Easy to admire but tough to love, Japanese quartet Lite deliver the sort of balance-troubling post-rock with math overtones that gets tech-heads in a giddy spin of pleasure, but the rest of us who savour the occasional melody wishing they’d ease off just a tiny bit.
Phantasia is the Tokyo-based band’s second long-player, and arrives after some impressive career developments: they played the Fuji Rock Festival, released a split CD with Funanori (who count ex-Minutemen member Mike Watt among their number), and have toured the UK twice. The latter with little accompanying fanfare, we presume, since their shows slipped DiS by.
Nevertheless, much on Phantasia indicates they’d be a great live act: ‘Ef_’ opens in tone-setting style, guitar lines frenzied but calculated exactingly, ‘Black And White’ rides a slow-build _a la Russian Circles before its inevitable upping of intensity, and ‘Fade’ bursts from the speakers in a proggy muddle of directions that’s several parts Yes and a dozen King Crimson.
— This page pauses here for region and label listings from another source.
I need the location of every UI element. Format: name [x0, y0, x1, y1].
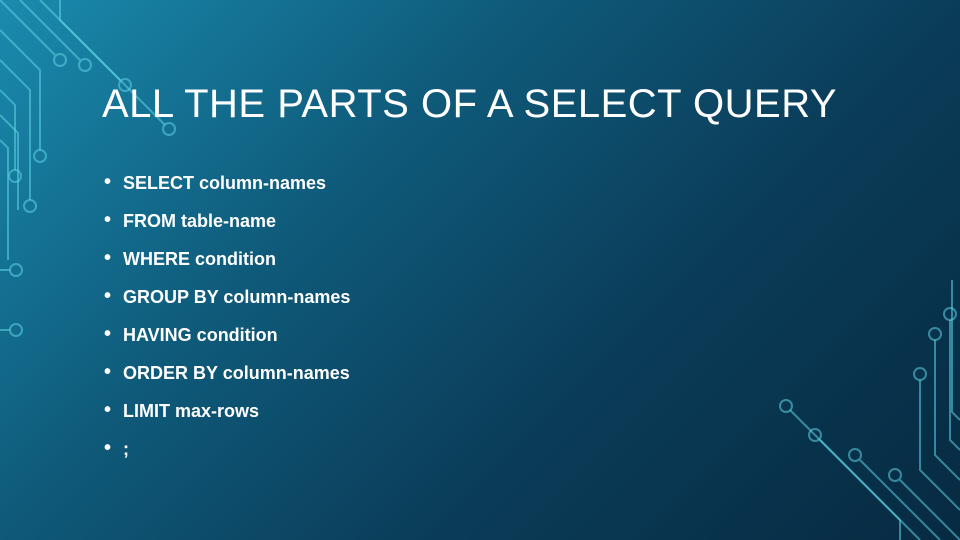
circuit-decoration-bottom-right	[660, 280, 960, 540]
bullet-text: SELECT column-names	[123, 172, 326, 194]
bullet-text: FROM table-name	[123, 210, 276, 232]
circuit-decoration-left	[0, 260, 40, 460]
list-item: • HAVING condition	[104, 324, 350, 346]
bullet-icon: •	[104, 400, 111, 420]
bullet-text: GROUP BY column-names	[123, 286, 350, 308]
bullet-text: ;	[123, 438, 129, 460]
list-item: • FROM table-name	[104, 210, 350, 232]
bullet-icon: •	[104, 286, 111, 306]
list-item: • SELECT column-names	[104, 172, 350, 194]
bullet-text: ORDER BY column-names	[123, 362, 350, 384]
bullet-icon: •	[104, 172, 111, 192]
slide: ALL THE PARTS OF A SELECT QUERY • SELECT…	[0, 0, 960, 540]
list-item: • ;	[104, 438, 350, 460]
bullet-icon: •	[104, 362, 111, 382]
bullet-text: LIMIT max-rows	[123, 400, 259, 422]
list-item: • ORDER BY column-names	[104, 362, 350, 384]
bullet-text: HAVING condition	[123, 324, 278, 346]
list-item: • WHERE condition	[104, 248, 350, 270]
slide-title: ALL THE PARTS OF A SELECT QUERY	[102, 82, 837, 127]
list-item: • LIMIT max-rows	[104, 400, 350, 422]
bullet-icon: •	[104, 210, 111, 230]
bullet-list: • SELECT column-names • FROM table-name …	[104, 172, 350, 476]
bullet-icon: •	[104, 324, 111, 344]
bullet-icon: •	[104, 248, 111, 268]
list-item: • GROUP BY column-names	[104, 286, 350, 308]
bullet-text: WHERE condition	[123, 248, 276, 270]
bullet-icon: •	[104, 438, 111, 458]
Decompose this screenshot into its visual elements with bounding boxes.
However, the quartet suffer from a degree of one-dimensionality, despite the odd breather piece like ‘Solitude’; too much of Phantasia fails to connect on a level other than that of technical appreciation, unlike the more measured output of countrymen Mono, with whom a few parallels can be drawn. Neither act uses vocals, and both rely heavily on well-telegraphed shifts in time signatures. The difference is that one conveys great emotional weight, and the other merely the fact that they can play, y’know, fucking amazingly.
Lite – the other, if that wasn’t clear – to some will sound as enchantingly preposterous as Mirrored did last year, and there’s no doubting Phantasia’s more jazz- and prog-indebted passages will appeal to fans of ‘70s acts once derided for their cape-wearing ways and endless drum solos. But to ears that’ve been around this same old block a few times it’s maybe an instrumental album of astute prowess as its USP too many.
More soul, less skill: not something you’d encourage in too many bands, but Lite could try playing from their hearts more often than their heads if they’re after a decent audience come their third UK tour.